What was cool about this particular combination is that we found no serious adverse events or dose-limiting toxicities that were directly related to AdAPT-001by itself.
In general with oncolytic therapies, are they associated with any specific adverse events? Or do they typically have a safer profile than other therapies?
I would say compared with cellular therapies or immune checkpoint blockade, what we typically see is that most patients will have flu-like symptoms. In this particular study, 84% of patients had grade 1 or grade 2 flu-like symptoms that usually resolved within 24 to 48 hours. Importantly, when we inject the tumors, we do not see any surrounding tissue damage.

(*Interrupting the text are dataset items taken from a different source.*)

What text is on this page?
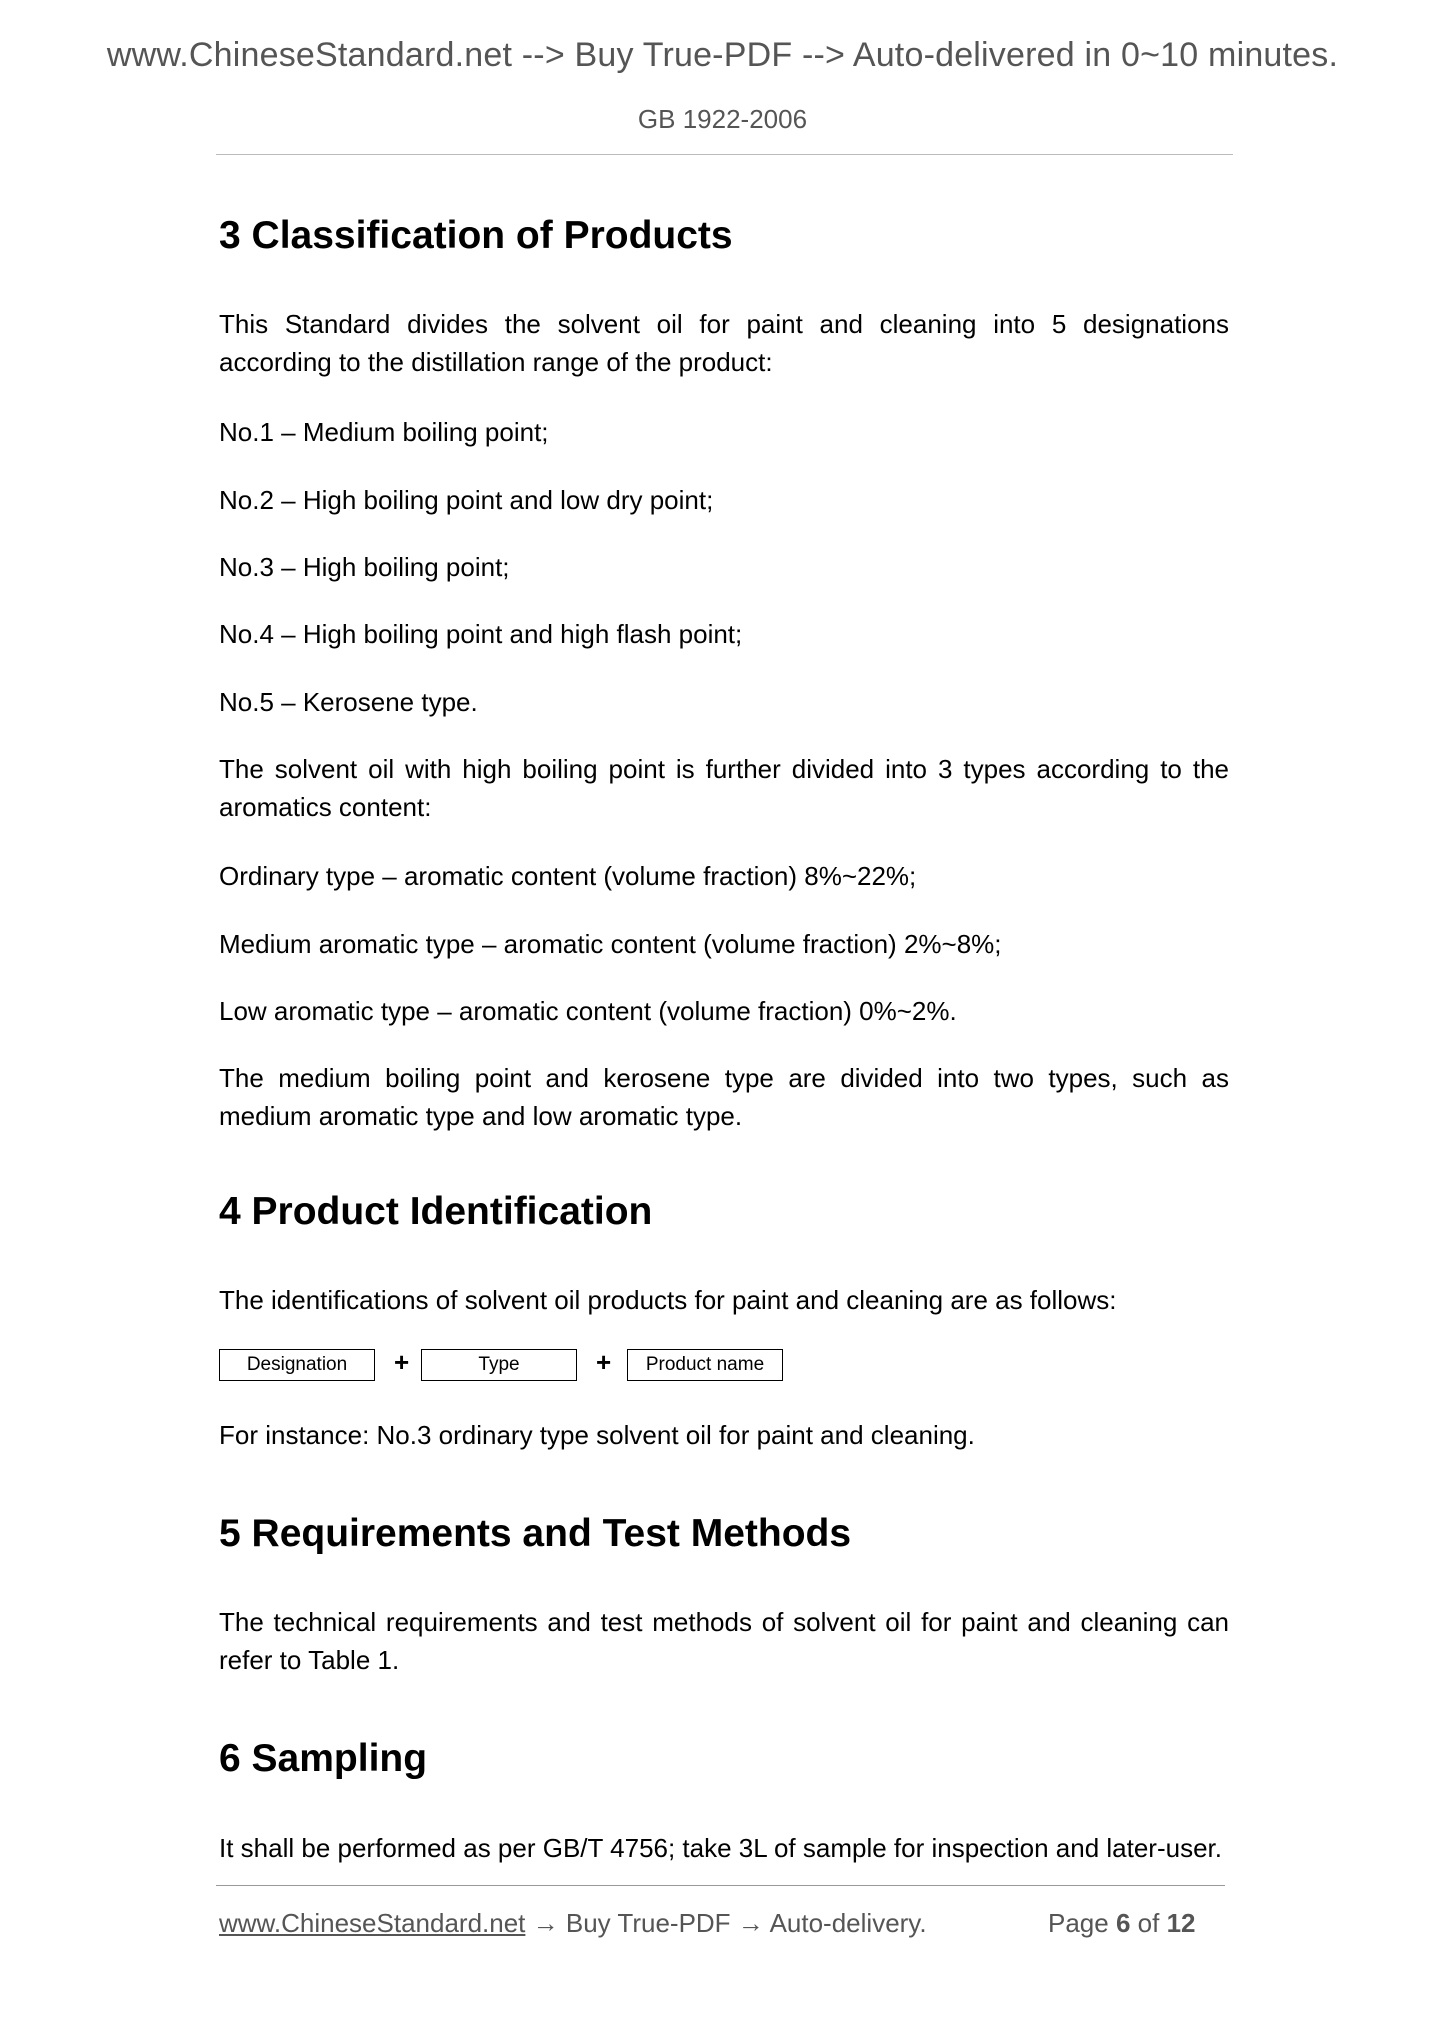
www.ChineseStandard.net --> Buy True-PDF --> Auto-delivered in 0~10 minutes.
GB 1922-2006
3 Classification of Products

This Standard divides the solvent oil for paint and cleaning into 5 designations according to the distillation range of the product:

No.1 – Medium boiling point;

No.2 – High boiling point and low dry point;

No.3 – High boiling point;

No.4 – High boiling point and high flash point;

No.5 – Kerosene type.

The solvent oil with high boiling point is further divided into 3 types according to the aromatics content:

Ordinary type – aromatic content (volume fraction) 8%~22%;

Medium aromatic type – aromatic content (volume fraction) 2%~8%;

Low aromatic type – aromatic content (volume fraction) 0%~2%.

The medium boiling point and kerosene type are divided into two types, such as medium aromatic type and low aromatic type.

4 Product Identification

The identifications of solvent oil products for paint and cleaning are as follows:

Designation	+	Type	+	Product name

For instance: No.3 ordinary type solvent oil for paint and cleaning.

5 Requirements and Test Methods

The technical requirements and test methods of solvent oil for paint and cleaning can refer to Table 1.

6 Sampling

It shall be performed as per GB/T 4756; take 3L of sample for inspection and later-user.

www.ChineseStandard.net → Buy True-PDF → Auto-delivery.	Page 6 of 12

What would be the main takeaways from this study?
I think this study helps to show that oncolytic viruses can have potent activity and can augment the responsiveness that we see with immune checkpoint inhibitors, and the activity is broad. It is not limited to 1particular type of tumor, but it seems to be seen across the board from rare diseases like sarcomas to more common diseases like triple-negative breast cancer.
What are the next steps for this research?
I think the next plans are basically to expand out and see where there are specific areas of interest in both rare diseases like sarcomas, but also in other disease types, like I said earlier, such as triple-negative breast cancer [and] hepatocellular carcinoma, and there are plans to do different types of infusions, not just intratumoral infusions, but also intraarterial infusions. There is a lot to be learned, and we are excited about seeing how we can potentially use this to help patients with their cancer care.